Stock markets had a volatile day as respectable gains were racked up in the morning, and then we saw sharp decline, and subsequent bounce back after lunchtime.
The positive momentum in London has sent the FTSE 100 to a level not seen for five trading session- which bodes well for the recovery.
The collapse of Carillion has left its joint venture partner Galliford Try in need of cash in order to beef up its balance sheet. Galliford Try declared they intend to raise £150 million from shareholders, and this has spooked investor sentiment. The company has performing well other than the issues in relation to the Carillion joint venture, but the share price has dropped by XX%.
GKN have pledged to return £2.5 billion to shareholders over the next three years after it has completed a review of its operation. The company rebuffed a takeover approach from Melrose worth £7.4 billion. GKN stated the offer did not reflect the value of the company and now they are trying to keep shareholders on side by promising a capital return to investors.
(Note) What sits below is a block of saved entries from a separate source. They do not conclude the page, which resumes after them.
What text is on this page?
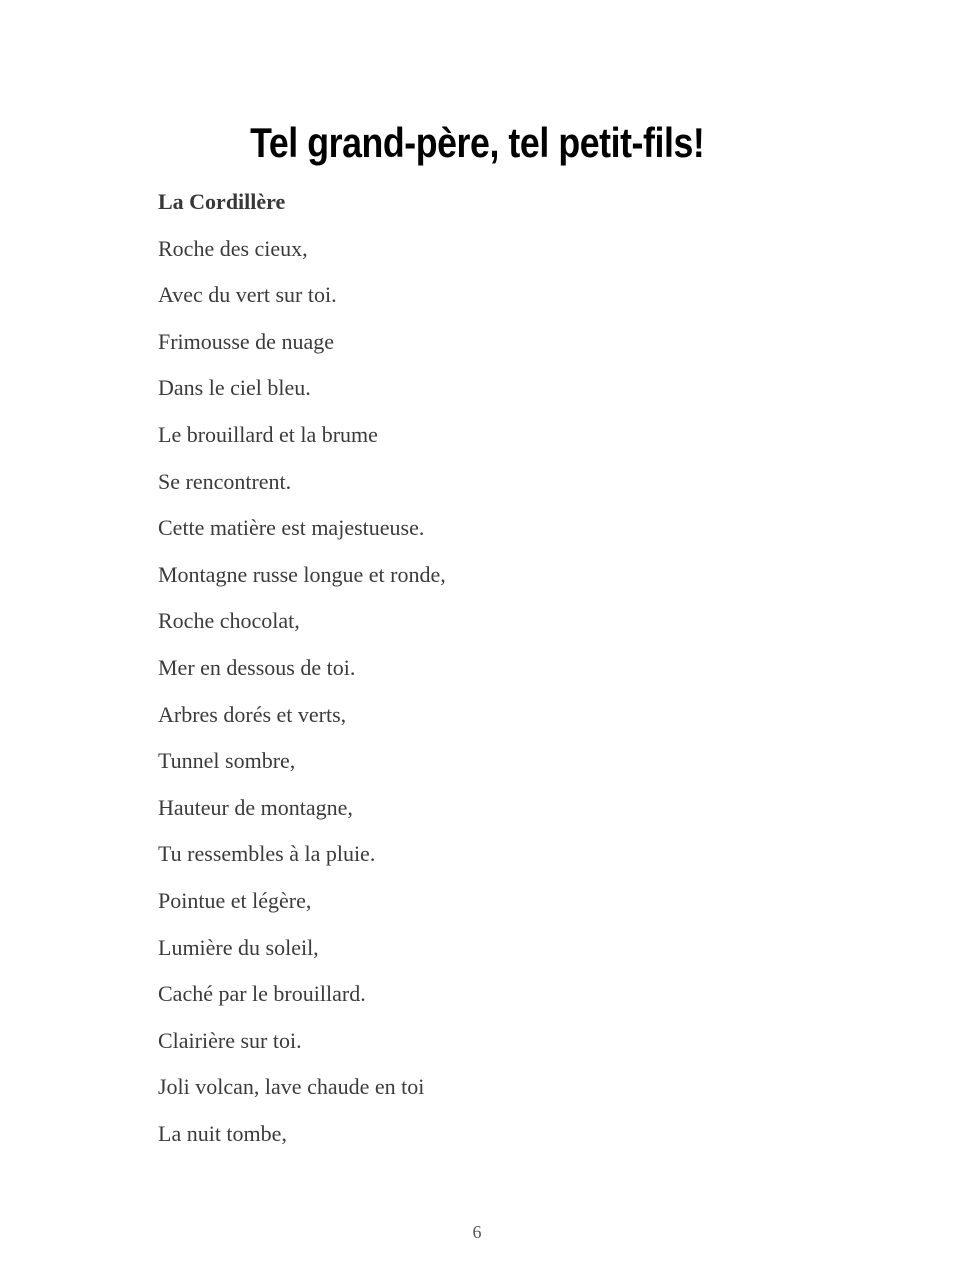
Tel grand-père, tel petit-fils!

La Cordillère

Roche des cieux,

Avec du vert sur toi.

Frimousse de nuage

Dans le ciel bleu.

Le brouillard et la brume

Se rencontrent.

Cette matière est majestueuse.

Montagne russe longue et ronde,

Roche chocolat,

Mer en dessous de toi.

Arbres dorés et verts,

Tunnel sombre,

Hauteur de montagne,

Tu ressembles à la pluie.

Pointue et légère,

Lumière du soleil,

Caché par le brouillard.

Clairière sur toi.

Joli volcan, lave chaude en toi

La nuit tombe,

6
The takeover approach from Melrose could prompt the management at GKN to become more efficient.
Sky and BT are higher today after both firm were granted the right to show English Premier League games for a lower cost than expected. Sky managed to obtain the rights to more games than last year, and at a lower cost per game than too. Shares in Sky hit a two-year high and if the positive run continues it could test 1130p.
The Dow Jones and the S&P 500 are in positive territory. The index futures endured a severe decline in pre-market trading on the back of the latest US CPI and retail sales numbers. The Dow Jones had a triple digit decline at the start of US trading, but has since swung around – which is common today.
Markets were very volatile on the back of the US inflation and retail sales figures. In January the inflation rate held steady at 2.1%, which caught traders off guard as the consensus was for a decline to 1.9%. Retail sale actually declined by 0.3%, which was a big a miss as economists were forecasting an increase of 0.2%. The initial reaction was a hawkish one, as traders viewed the headline CPI number as more evident the Federal Reserve could hike interest rates four times this year. As trader digested the data, it sunk in that CPI just held steady and there was a sizeable decline in retail sales, so the numbers weren’t as good an initially thought.
EUR/USD experienced a very volatile session as the euro sold off wake of the US data, but then did a U-turn afterwards and is now higher on the day. Germany revealed respectable growth and inflation figures today, but the move in the foreign exchange market has been US dollar dominated. The euro has been on the rise against the US dollar since November, and the pullback in the greenback is adding to the move.
GBP/USD is higher today on account of the dice in the US dollar.Sterling sold off against the US dollar on the back the CPI and retail sales data from the US, but since turned around. There were no economic indicators announced from the UK today, so the pound was nudged higher by the US dollar. British Foreign Secretary Boris Johnson called for the public to get behind Brexit, and said it should cause ‘hope not fear’, but the pound failed to rally on the back of the comments.
Gold made remarkable recovery in the wake of the US economic announcements. The metal plunged through 1320, and then rebounded and has now comfortably cleared 1345 – a level not seen since the start of the month. Gold has been one of the most volatile markets of the day. The metal is firmly in the uptrend that begun in early December.
WTI and Brent Crude oil jolted higher on the back of the announcement that US oil inventories increased, but the build in stockpiles wasn’t as high as initially expected, it increased by 1.84 million barrels but traders were expecting an increase of 3 million barrels. The oil market has been in decline recently, the data triggered short covering and bargain hunting.